Señales de advertencia

  • Sustancias y olores extraños en casa: envases de pegamento y solventes, tabletas o cápsulas desperdigadas, colillas y restos de papel en los rincones y agujas hipodérmicas en los cestos de basura;
  • comisión de actos delictivos y tendencias a mentir;
  • Cambio repentino de las actitudes y los intereses de la persona, así como de su grupo de amigos y compañeros;
  • Marcas de inyecciones y moretones en la parte interior del antebrazo.

Consejos

Sea cual sea el tipo de adicción, se aconseja seguir una dieta balanceada para fortalecer el organismo y ayudarlo a sanar. El ayuno y el ejercicio físico son ideales para desintoxicar el cuerpo, y la meditación lo es para relajar la mente.

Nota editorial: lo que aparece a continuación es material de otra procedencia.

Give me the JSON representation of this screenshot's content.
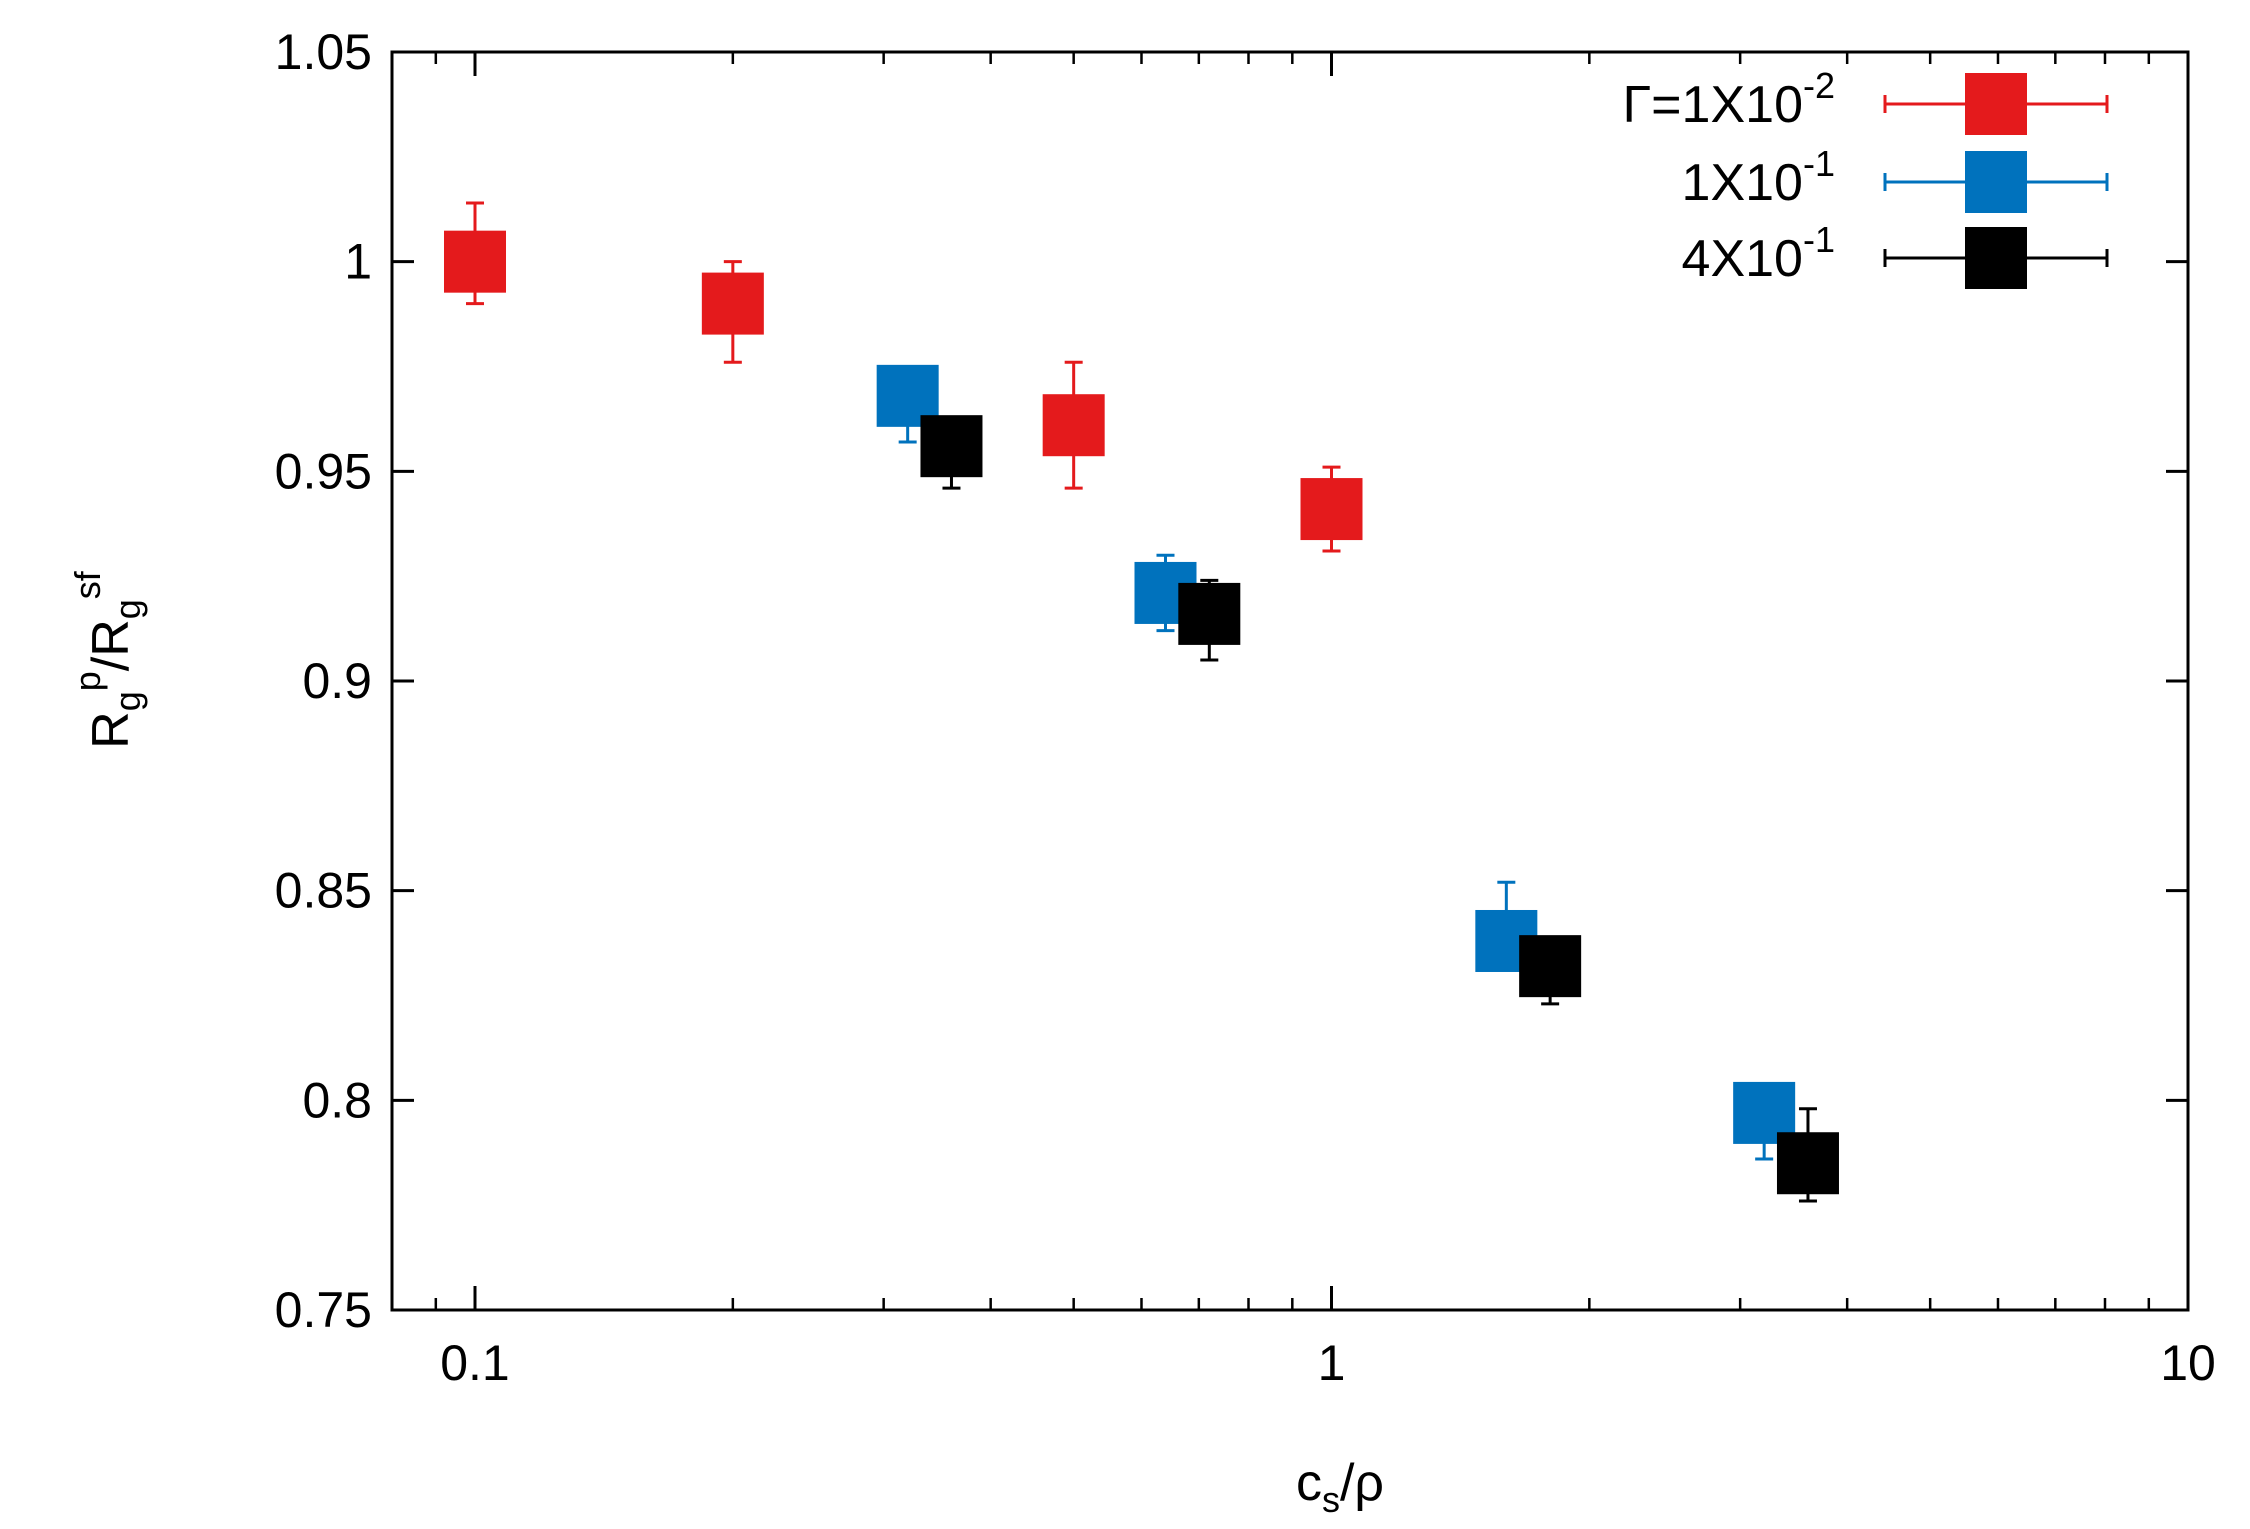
{
  "chart_data": {
    "type": "scatter",
    "xscale": "log",
    "xlim": [
      0.08,
      10
    ],
    "ylim": [
      0.75,
      1.05
    ],
    "xlabel": {
      "main": "c",
      "sub": "s",
      "tail": "/ρ"
    },
    "ylabel": {
      "a": "R",
      "a_sub": "g",
      "a_sup": "p",
      "mid": "/R",
      "b_sub": "g",
      "b_sup": "sf"
    },
    "xticks": [
      {
        "value": 0.1,
        "label": "0.1"
      },
      {
        "value": 1,
        "label": "1"
      },
      {
        "value": 10,
        "label": "10"
      }
    ],
    "yticks": [
      {
        "value": 0.75,
        "label": "0.75"
      },
      {
        "value": 0.8,
        "label": "0.8"
      },
      {
        "value": 0.85,
        "label": "0.85"
      },
      {
        "value": 0.9,
        "label": "0.9"
      },
      {
        "value": 0.95,
        "label": "0.95"
      },
      {
        "value": 1.0,
        "label": "1"
      },
      {
        "value": 1.05,
        "label": "1.05"
      }
    ],
    "legend_position": "top-right",
    "series": [
      {
        "name": {
          "base": "Γ=1X10",
          "sup": "-2"
        },
        "color": "#e41a1c",
        "points": [
          {
            "x": 0.1,
            "y": 1.0,
            "err_low": 0.99,
            "err_high": 1.014
          },
          {
            "x": 0.2,
            "y": 0.99,
            "err_low": 0.976,
            "err_high": 1.0
          },
          {
            "x": 0.5,
            "y": 0.961,
            "err_low": 0.946,
            "err_high": 0.976
          },
          {
            "x": 1.0,
            "y": 0.941,
            "err_low": 0.931,
            "err_high": 0.951
          }
        ]
      },
      {
        "name": {
          "base": "1X10",
          "sup": "-1"
        },
        "color": "#0072bd",
        "points": [
          {
            "x": 0.32,
            "y": 0.968,
            "err_low": 0.957,
            "err_high": 0.968
          },
          {
            "x": 0.64,
            "y": 0.921,
            "err_low": 0.912,
            "err_high": 0.93
          },
          {
            "x": 1.6,
            "y": 0.838,
            "err_low": 0.838,
            "err_high": 0.852
          },
          {
            "x": 3.2,
            "y": 0.797,
            "err_low": 0.786,
            "err_high": 0.797
          }
        ]
      },
      {
        "name": {
          "base": "4X10",
          "sup": "-1"
        },
        "color": "#000000",
        "points": [
          {
            "x": 0.36,
            "y": 0.956,
            "err_low": 0.946,
            "err_high": 0.956
          },
          {
            "x": 0.72,
            "y": 0.916,
            "err_low": 0.905,
            "err_high": 0.924
          },
          {
            "x": 1.8,
            "y": 0.832,
            "err_low": 0.823,
            "err_high": 0.832
          },
          {
            "x": 3.6,
            "y": 0.785,
            "err_low": 0.776,
            "err_high": 0.798
          }
        ]
      }
    ]
  }
}
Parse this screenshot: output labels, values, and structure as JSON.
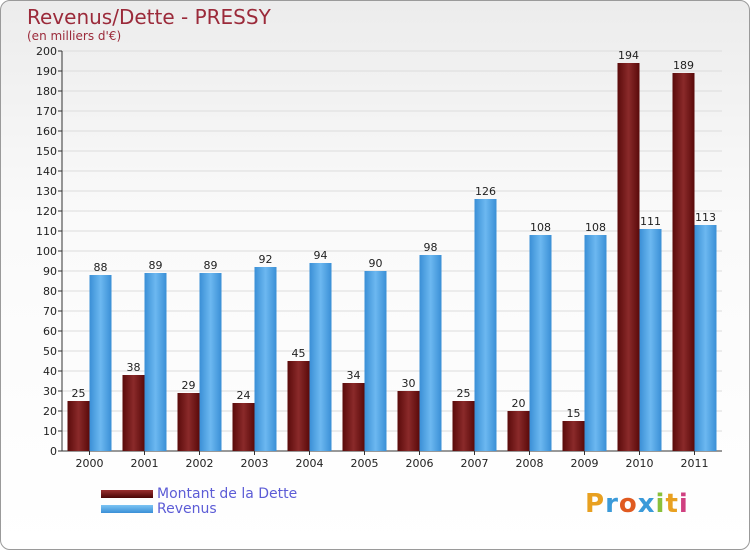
{
  "chart_data": {
    "type": "bar",
    "title": "Revenus/Dette - PRESSY",
    "subtitle": "(en milliers d'€)",
    "categories": [
      "2000",
      "2001",
      "2002",
      "2003",
      "2004",
      "2005",
      "2006",
      "2007",
      "2008",
      "2009",
      "2010",
      "2011"
    ],
    "series": [
      {
        "name": "Montant de la Dette",
        "color": "#7a1a1a",
        "values": [
          25,
          38,
          29,
          24,
          45,
          34,
          30,
          25,
          20,
          15,
          194,
          189
        ]
      },
      {
        "name": "Revenus",
        "color": "#4a9fe0",
        "values": [
          88,
          89,
          89,
          92,
          94,
          90,
          98,
          126,
          108,
          108,
          111,
          113
        ]
      }
    ],
    "ylim": [
      0,
      200
    ],
    "ytick_step": 10,
    "grid": true,
    "legend_position": "bottom-left"
  },
  "branding": {
    "logo_text": "Proxiti",
    "logo_colors": [
      "#e8a020",
      "#3a9ad9",
      "#e05a20",
      "#3a9ad9",
      "#8ac03a",
      "#e8a020",
      "#d04080"
    ]
  }
}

El ansia de fumar en ocasiones tiene relación con un bajo nivel de glucosa en la sangre, lo que ocasiona que se experimente cansancio. En tales casos se recomienda suspender temporalmente el consumo de azúcar, miel y alimentos dulces.

Para vencer la adicción a los tranquilizantes ligeros se suele prescribir una dosis de 100 mg de vitaminas del complejo B, dos veces diarias junto con los alimentos, y 500 UI de vitamina C dos veces al día; a los fumadores se les aconseja tomar complementos de vitaminas B1, B6, B12 y C para compensar la pérdida vitamínica que ocasiona la nicotina.